Sur le troisième point que nous avons indiqué, à savoir le rapport de Dieu et du monde, M. Emile Saisset soutient une doctrine hardie et délicate, qui a dû soulever et qui a soulevé en effet de sérieuses objections. Suivant lui, le monde, pour exprimer l’infinité absolue de Dieu, doit posséder lui-même une sorte d’infinité relative : cette infinité relative, c’est l’absence de limites dans le temps et dans l’espace ; mais en quoi cette infinité relative diffère-t-elle de l’infinité absolue, qui, selon l’auteur, n’appartient qu’à Dieu seul ? Le voici. Le monde, à la vérité, possède une étendue et une durée illimitées ; seulement cette étendue est divisible, cette durée est successive. Or ce qui constitue l’infinité absolue, ce n’est pas l’absence de limites, caractère qui n’est pas inconciliable avec l’idée de créature, c’est l’absence de division et l’absence de succession, c’est l’éternité et l’immensité. Ainsi la véritable infinité consiste à être en dehors de l’espace et du temps, formes de l’existence finie, et l’infinité relative, contingente, communiquée, consiste à s’étendre sans limites dans le temps et dans l’espace. Quant au temps et à l’espace considérés en eux-mêmes, ce sont de pures catégories, des conceptions idéales, comme les conceptions géométriques, auxquelles ne correspond aucun objet effectif et réel.

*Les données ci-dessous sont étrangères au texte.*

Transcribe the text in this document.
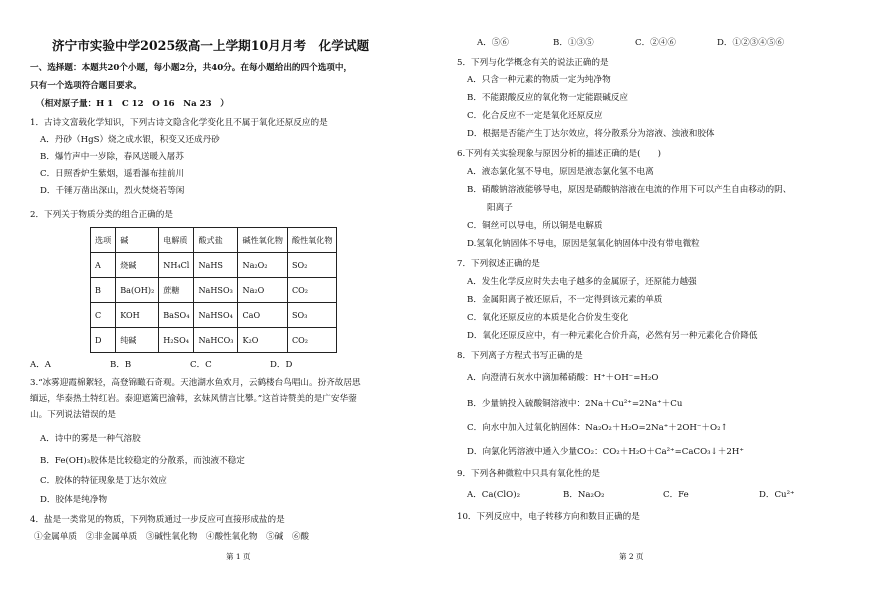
济宁市实验中学2025级高一上学期10月月考　化学试题
一、选择题：本题共20个小题，每小题2分，共40分。在每小题给出的四个选项中，
只有一个选项符合题目要求。
（相对原子量：H 1　C 12　O 16　Na 23　）
1．古诗文富载化学知识，下列古诗文隐含化学变化且不属于氧化还原反应的是
A．丹砂（HgS）烧之成水银，积变又还成丹砂
B．爆竹声中一岁除，春风送暖入屠苏
C．日照香炉生紫烟，遥看瀑布挂前川
D．千锤万凿出深山，烈火焚烧若等闲
2．下列关于物质分类的组合正确的是
选项	碱	电解质	酸式盐	碱性氧化物	酸性氧化物
A	烧碱	NH₄Cl	NaHS	Na₂O₂	SO₂
B	Ba(OH)₂	蔗糖	NaHSO₃	Na₂O	CO₂
C	KOH	BaSO₄	NaHSO₄	CaO	SO₃
D	纯碱	H₂SO₄	NaHCO₃	K₂O	CO₂
A．A	B．B	C．C	D．D
3.“冰雾迎霞棉絮轻，高登锦瞰石奇观。天池湖水鱼欢月，云鹤楼台鸟唱山。扮齐故居思
缅远，华泰热土特红岩。泰迎遮篱巴渝韩，玄妹风情言比攀。”这首诗赞美的是广安华蓥
山。下列说法错误的是
A．诗中的雾是一种气溶胶
B．Fe(OH)₃胶体是比较稳定的分散系，而浊液不稳定
C．胶体的特征现象是丁达尔效应
D．胶体是纯净物
4．盐是一类常见的物质，下列物质通过一步反应可直接形成盐的是
①金属单质　②非金属单质　③碱性氧化物　④酸性氧化物　⑤碱　⑥酸
第 1 页
A．⑤⑥	B．①③⑤	C．②④⑥	D．①②③④⑤⑥
5．下列与化学概念有关的说法正确的是
A．只含一种元素的物质一定为纯净物
B．不能跟酸反应的氧化物一定能跟碱反应
C．化合反应不一定是氧化还原反应
D．根据是否能产生丁达尔效应，将分散系分为溶液、浊液和胶体
6.下列有关实验现象与原因分析的描述正确的是(　　)
A．液态氯化氢不导电，原因是液态氯化氢不电离
B．硝酸钠溶液能够导电，原因是硝酸钠溶液在电流的作用下可以产生自由移动的阴、
阳离子
C．铜丝可以导电，所以铜是电解质
D.氢氧化钠固体不导电，原因是氢氧化钠固体中没有带电微粒
7．下列叙述正确的是
A．发生化学反应时失去电子越多的金属原子，还原能力越强
B．金属阳离子被还原后，不一定得到该元素的单质
C．氧化还原反应的本质是化合价发生变化
D．氧化还原反应中，有一种元素化合价升高，必然有另一种元素化合价降低
8．下列离子方程式书写正确的是
A．向澄清石灰水中滴加稀硝酸：H⁺＋OH⁻=H₂O
B．少量钠投入硫酸铜溶液中：2Na＋Cu²⁺=2Na⁺＋Cu
C．向水中加入过氧化钠固体：Na₂O₂＋H₂O=2Na⁺＋2OH⁻＋O₂↑
D．向氯化钙溶液中通入少量CO₂：CO₂＋H₂O＋Ca²⁺=CaCO₃↓＋2H⁺
9．下列各种微粒中只具有氧化性的是
A．Ca(ClO)₂	B．Na₂O₂	C．Fe	D．Cu²⁺
10．下列反应中，电子转移方向和数目正确的是
第 2 页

À cette doctrine, soutenue par M. Emile Saisset avec beaucoup de fermeté et de subtilité, un philosophe, un érudit, M. Henri Martin (de Rennes) a opposé des objections d’une certaine importance. La thèse de M. Saisset aurait deux vices principaux aussi graves l’un que l’autre : 1° elle incline au panthéisme, si elle n’y conduit pas nécessairement ; 2° elle est contradictoire en associant deux idées qui s’excluent, l’idée de chose créée et l’idée d’infini.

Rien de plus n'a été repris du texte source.